First off, a hat tip to Michelle Malkin for pointing me to this news report about a mentally challenged man hauled off to the polls in Georgia to vote against the ticket he intended to vote for, as reported by WALB. Read to the end of this blog entry to learn of my own experience with a much more local flavor.
As Michelle Malkin writes in her own article, many families of the cognitively impaired feel a kinship toward Sarah Palin to the point that they favor the McCain ticket over the Obama ticket. It is completely understandable that this Georgia man wanted to cast a vote for McCain. Instead, he was compelled to vote for Obama by the worker who had abruptly taken him to the polls during an early voting period. The rest of the man’s family is fuming.

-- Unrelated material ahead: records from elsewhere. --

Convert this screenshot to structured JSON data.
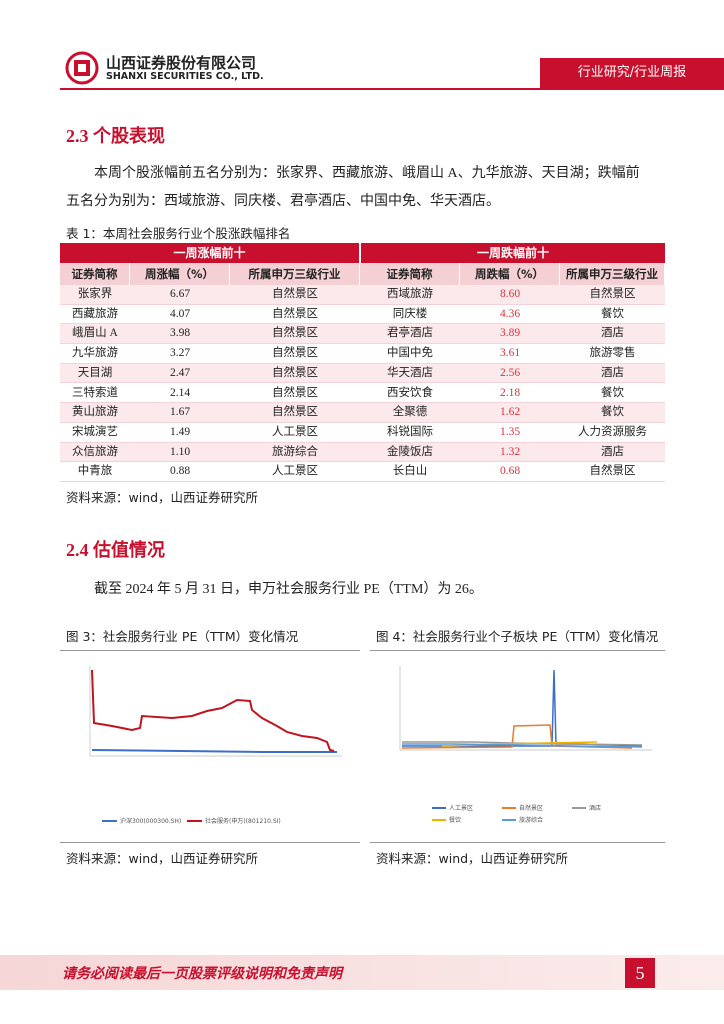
{
  "header": {
    "company": "山西证券股份有限公司",
    "company_en": "SHANXI SECURITIES CO., LTD.",
    "tag": "行业研究/行业周报"
  },
  "section_23": {
    "title": "2.3  个股表现",
    "paragraph": [
      "本周个股涨幅前五名分别为：张家界、西藏旅游、峨眉山 A、九华旅游、天目湖；跌幅前",
      "五名分为别为：西域旅游、同庆楼、君亭酒店、中国中免、华天酒店。"
    ]
  },
  "table": {
    "caption": "表 1：本周社会服务行业个股涨跌幅排名",
    "groups": [
      "一周涨幅前十",
      "一周跌幅前十"
    ],
    "columns": [
      "证券简称",
      "周涨幅（%）",
      "所属申万三级行业",
      "证券简称",
      "周跌幅（%）",
      "所属申万三级行业"
    ],
    "rows": [
      [
        "张家界",
        "6.67",
        "自然景区",
        "西域旅游",
        "8.60",
        "自然景区"
      ],
      [
        "西藏旅游",
        "4.07",
        "自然景区",
        "同庆楼",
        "4.36",
        "餐饮"
      ],
      [
        "峨眉山 A",
        "3.98",
        "自然景区",
        "君亭酒店",
        "3.89",
        "酒店"
      ],
      [
        "九华旅游",
        "3.27",
        "自然景区",
        "中国中免",
        "3.61",
        "旅游零售"
      ],
      [
        "天目湖",
        "2.47",
        "自然景区",
        "华天酒店",
        "2.56",
        "酒店"
      ],
      [
        "三特索道",
        "2.14",
        "自然景区",
        "西安饮食",
        "2.18",
        "餐饮"
      ],
      [
        "黄山旅游",
        "1.67",
        "自然景区",
        "全聚德",
        "1.62",
        "餐饮"
      ],
      [
        "宋城演艺",
        "1.49",
        "人工景区",
        "科锐国际",
        "1.35",
        "人力资源服务"
      ],
      [
        "众信旅游",
        "1.10",
        "旅游综合",
        "金陵饭店",
        "1.32",
        "酒店"
      ],
      [
        "中青旅",
        "0.88",
        "人工景区",
        "长白山",
        "0.68",
        "自然景区"
      ]
    ],
    "source": "资料来源：wind，山西证券研究所"
  },
  "section_24": {
    "title": "2.4  估值情况",
    "paragraph": "截至 2024 年 5 月 31 日，申万社会服务行业 PE（TTM）为 26。"
  },
  "figures": [
    {
      "caption": "图 3：社会服务行业 PE（TTM）变化情况",
      "legend": [
        "沪深300(000300.SH)",
        "社会服务(申万)(801210.SI)"
      ],
      "source": "资料来源：wind，山西证券研究所"
    },
    {
      "caption": "图 4：社会服务行业个子板块 PE（TTM）变化情况",
      "legend": [
        "人工景区",
        "自然景区",
        "酒店",
        "餐饮",
        "旅游综合"
      ],
      "source": "资料来源：wind，山西证券研究所"
    }
  ],
  "footer": {
    "disclaimer": "请务必阅读最后一页股票评级说明和免责声明",
    "page": "5"
  }
}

As you already know, the U.S. Constitution allows citizens who are at least 18 years of age to vote. The Constitution does not require that a person’s mental competence be measured to determine voting eligibility. That is as it should be. I have a younger brother who suffered a traumatic brain injury when he was a toddler. His traumatic brain injury impaired him both mentally and physically. He may not be the most sophisticated voter, but he does form his own impressions about the candidates, and he does feel that voting is important. He’s ordinarily accompanied to the polls by a family member, and may need assistance if he’s unfamiliar with a new voting method or voting machine. If he were denied the right to vote, his sense of being ostracized from the rest of society would be heightened beyond what it already is.
During my first campaign for state representative in 2002, I wore out a lot of shoe leather. I really didn’t have much campaign funding to speak of, so I used walk lists of registered voters obtained from the Lorain County Board of Elections and trudged from door-to-door to meet voters to deliver my campaign message in person.
While thus engaged in canvassing residences in Elyria Township, I happened upon an address that turned out to be a rather large building. The walk list indicated that a somewhat large number of voters resided within. I knocked on the door, and someone came to the door to greet me. I began to tell her of my campaign, but she cut me off, informing me she was not a resident of the building. She said that she was merely a staff worker there. I told her that I wanted to meet the voters who resided there. She denied my request, saying that the residents of the building were profoundly retarded, thus it would be inappropriate to allow me to enter. My attempts to enter and meet the residents, even by scheduling an appointment, were futile. I moved on.
But I have some questions:
- Would the incumbent state representative, Joe Koziura, been allowed to visit the premises by virtue of his position as an officeholder? I can’t picture the staff telling Joe Koziura to take a hike.
- What was the harm in paying a visit, when I had ample evidence to prove my identity and show that I posed no safety risk, even though the residents might have no understanding of politics?
- Can they be too profoundly impaired to meet candidates yet be not too impaired to be taken to a polling booth to cast votes for candidates?
- If they are taken to a polling place by a staff member so that they can vote, what informs their vote, if access to the candidates has been denied?
For that final question, I suggest that the WALB report from Albany, Georgia, provides the answer. The staff members seize upon these special needs individuals and use them as tools for stuffing the ballot box in favor of the candidate preferred by staff members.
One final note about the staff members at the Elyria Township facility mentioned above: The staff members are unionized.